Rigas' son Timothy received an even harsher sentence than his father, 20 years in prison for corporate crimes that involved stealing $100-million from Adelphia and hiding the company's debt from investors. Other convicted corporate criminals such as former Tyco International executives Dennis Kozlowski and Mark Swartz, who face sentencing in August for helping themselves to $600-million, must be nervous.

So far, there has been just one major acquittal: HealthSouth CEO Richard Scrushy. Charged with overstating company earnings by more than $2-billion to earn millions in bonuses, Scrushy was found not guilty on 36 charges by a Birmingham jury after employing a defense that played to jurors' religious side.

Neither Rigas nor Ebbers has seen the inside of a jail cell yet.
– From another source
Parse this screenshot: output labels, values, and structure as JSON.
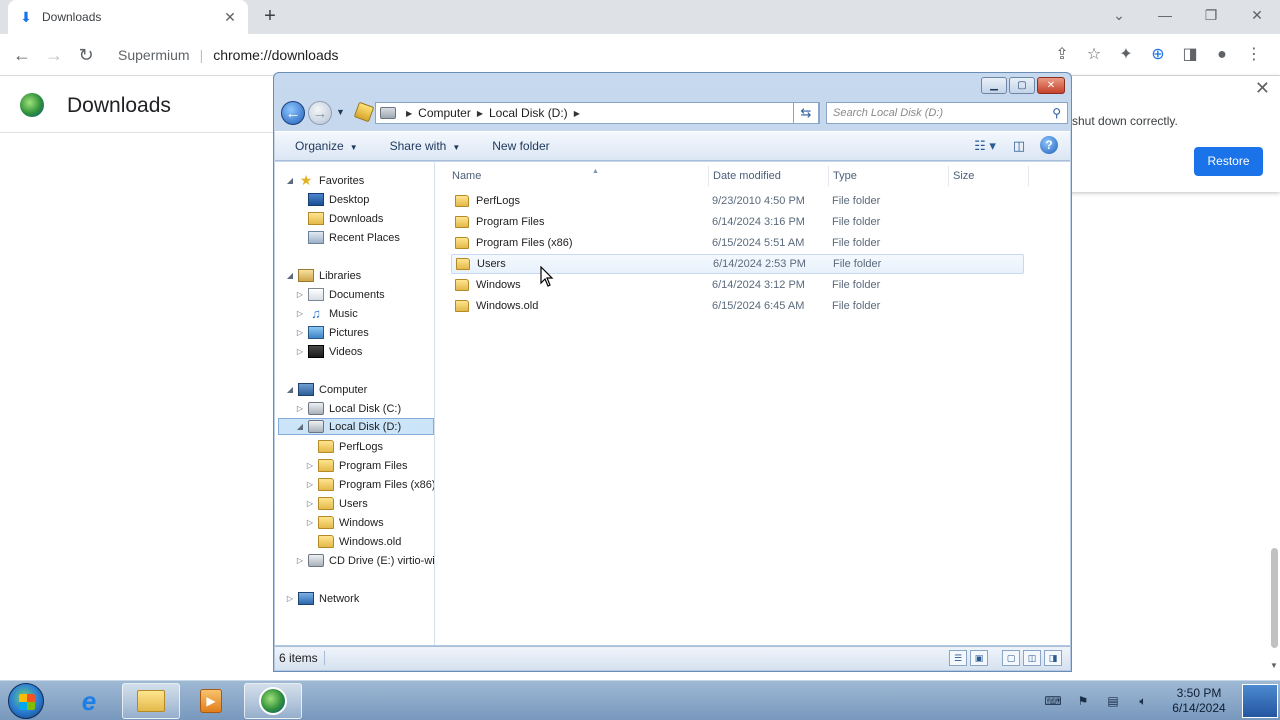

Ordered to report to jail in October, Ebbers will likely seek to remain out of prison during his appeal; both Rigases already have won a court decision allowing them to remain free during their appeal.

Still, the elder Rigas and Ebbers each face the possibility of spending the rest of their lives behind bars - a sentence more commonly seen in drug convictions and violent crimes.

The crimes of these corporate executives wiped out the retirement savings of workers, robbed shareholders and damaged public confidence in the markets. This kind of corporate wrongdoing deserves severe punishment, regardless of how white their collars are.